There is a wide array of opinions on vaccinations in today’s world. Joseph Comber, PhD, associate teaching professor in Biology, developed the course “Vaccines and Public Perception” to delve into science communication and education of vaccines to the public.
“One of the goals of this course is to talk about a lack of basic communication about what vaccines are, why they’re good and what they’re used for,” said Comber.
This course dives into the issues of science communication that may contribute to the small but growing opposition to vaccines, even as more is done to show that vaccines are safe and effective. An aim of the course is to discuss how non-scientists perceive communication surrounding vaccines.
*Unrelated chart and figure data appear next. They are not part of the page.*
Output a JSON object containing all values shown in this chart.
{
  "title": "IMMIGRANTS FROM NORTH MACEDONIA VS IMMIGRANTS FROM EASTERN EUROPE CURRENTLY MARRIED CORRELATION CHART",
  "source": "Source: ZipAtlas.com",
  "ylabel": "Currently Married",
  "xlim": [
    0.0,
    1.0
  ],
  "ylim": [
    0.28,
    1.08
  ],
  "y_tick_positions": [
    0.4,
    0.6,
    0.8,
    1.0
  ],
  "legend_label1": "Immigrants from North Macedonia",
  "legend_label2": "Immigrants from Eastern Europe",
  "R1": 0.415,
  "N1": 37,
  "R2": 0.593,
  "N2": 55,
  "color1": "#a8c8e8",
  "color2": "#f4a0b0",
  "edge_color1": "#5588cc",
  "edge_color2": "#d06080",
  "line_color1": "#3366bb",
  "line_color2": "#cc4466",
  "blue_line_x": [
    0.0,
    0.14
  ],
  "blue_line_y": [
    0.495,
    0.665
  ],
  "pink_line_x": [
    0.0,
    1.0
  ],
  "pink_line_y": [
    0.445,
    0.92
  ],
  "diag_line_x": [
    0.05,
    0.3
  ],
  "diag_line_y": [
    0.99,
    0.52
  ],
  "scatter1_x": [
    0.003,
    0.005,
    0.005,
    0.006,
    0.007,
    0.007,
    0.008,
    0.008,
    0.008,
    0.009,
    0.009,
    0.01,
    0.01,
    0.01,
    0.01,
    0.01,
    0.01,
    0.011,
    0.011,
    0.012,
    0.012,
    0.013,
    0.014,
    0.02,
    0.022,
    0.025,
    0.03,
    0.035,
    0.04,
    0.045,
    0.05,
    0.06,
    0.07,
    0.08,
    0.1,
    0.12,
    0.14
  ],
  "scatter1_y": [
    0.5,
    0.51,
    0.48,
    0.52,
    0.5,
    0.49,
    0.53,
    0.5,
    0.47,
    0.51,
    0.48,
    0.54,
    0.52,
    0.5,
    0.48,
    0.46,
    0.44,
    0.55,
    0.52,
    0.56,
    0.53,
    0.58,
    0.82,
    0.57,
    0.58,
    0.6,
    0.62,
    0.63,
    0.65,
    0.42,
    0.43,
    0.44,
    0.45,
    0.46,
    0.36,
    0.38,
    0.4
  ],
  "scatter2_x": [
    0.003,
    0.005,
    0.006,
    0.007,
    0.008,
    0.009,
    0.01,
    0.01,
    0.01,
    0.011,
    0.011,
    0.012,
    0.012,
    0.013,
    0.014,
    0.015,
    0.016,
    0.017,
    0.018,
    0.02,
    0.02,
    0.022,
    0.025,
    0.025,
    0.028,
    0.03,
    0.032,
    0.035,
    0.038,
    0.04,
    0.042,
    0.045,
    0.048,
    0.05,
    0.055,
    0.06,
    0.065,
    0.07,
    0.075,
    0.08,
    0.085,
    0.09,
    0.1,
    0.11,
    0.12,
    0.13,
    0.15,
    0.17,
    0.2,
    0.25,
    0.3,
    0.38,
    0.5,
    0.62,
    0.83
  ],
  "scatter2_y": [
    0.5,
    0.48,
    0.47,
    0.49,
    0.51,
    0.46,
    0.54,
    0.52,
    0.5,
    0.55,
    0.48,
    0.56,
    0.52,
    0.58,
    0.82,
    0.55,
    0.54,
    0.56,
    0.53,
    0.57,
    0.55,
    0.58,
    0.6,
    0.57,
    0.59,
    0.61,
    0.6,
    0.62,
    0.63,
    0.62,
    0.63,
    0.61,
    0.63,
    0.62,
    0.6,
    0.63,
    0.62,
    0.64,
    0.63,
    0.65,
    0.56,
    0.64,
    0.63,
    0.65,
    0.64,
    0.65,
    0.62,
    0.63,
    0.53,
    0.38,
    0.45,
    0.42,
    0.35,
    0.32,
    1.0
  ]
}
This course is available to all majors, which makes it even more valuable, says Comber. Students of non-science majors contribute a diversity of ideas and opinions which are essential to understanding all perspectives on vaccines. Part of the course work is an opinion paper, to encourage students to create informed stances considering science and other factors.
The course includes lectures and lab components. The lecture gives students a dose of science education as well as constructive conversations, with the goal of understanding how the perception of vaccines can influence decision-making. Comber’s goal is to let the students direct the class by their interests. “If we are talking about the history of vaccination, I let the students dictate how long and how in-depth we want to delve into a topic.”
With the everchanging state of the world, the course aims to follow current news and vaccines. “Each cohort is allowed a unique learning experience happening in real time,” said Comber, who is in his fourth year teaching the course.
In the Spring of 2020, the course studied an emerging virus coming from Wuhan, China and the following year discussed COVID-19 vaccine rollouts. This semester, Comber is discussing communication surrounding mask mandates and inequities in COVID-19 vaccine distribution. For instance, globally, there are countries with very small populations of vaccinated publics, while others are already rolling out booster shots.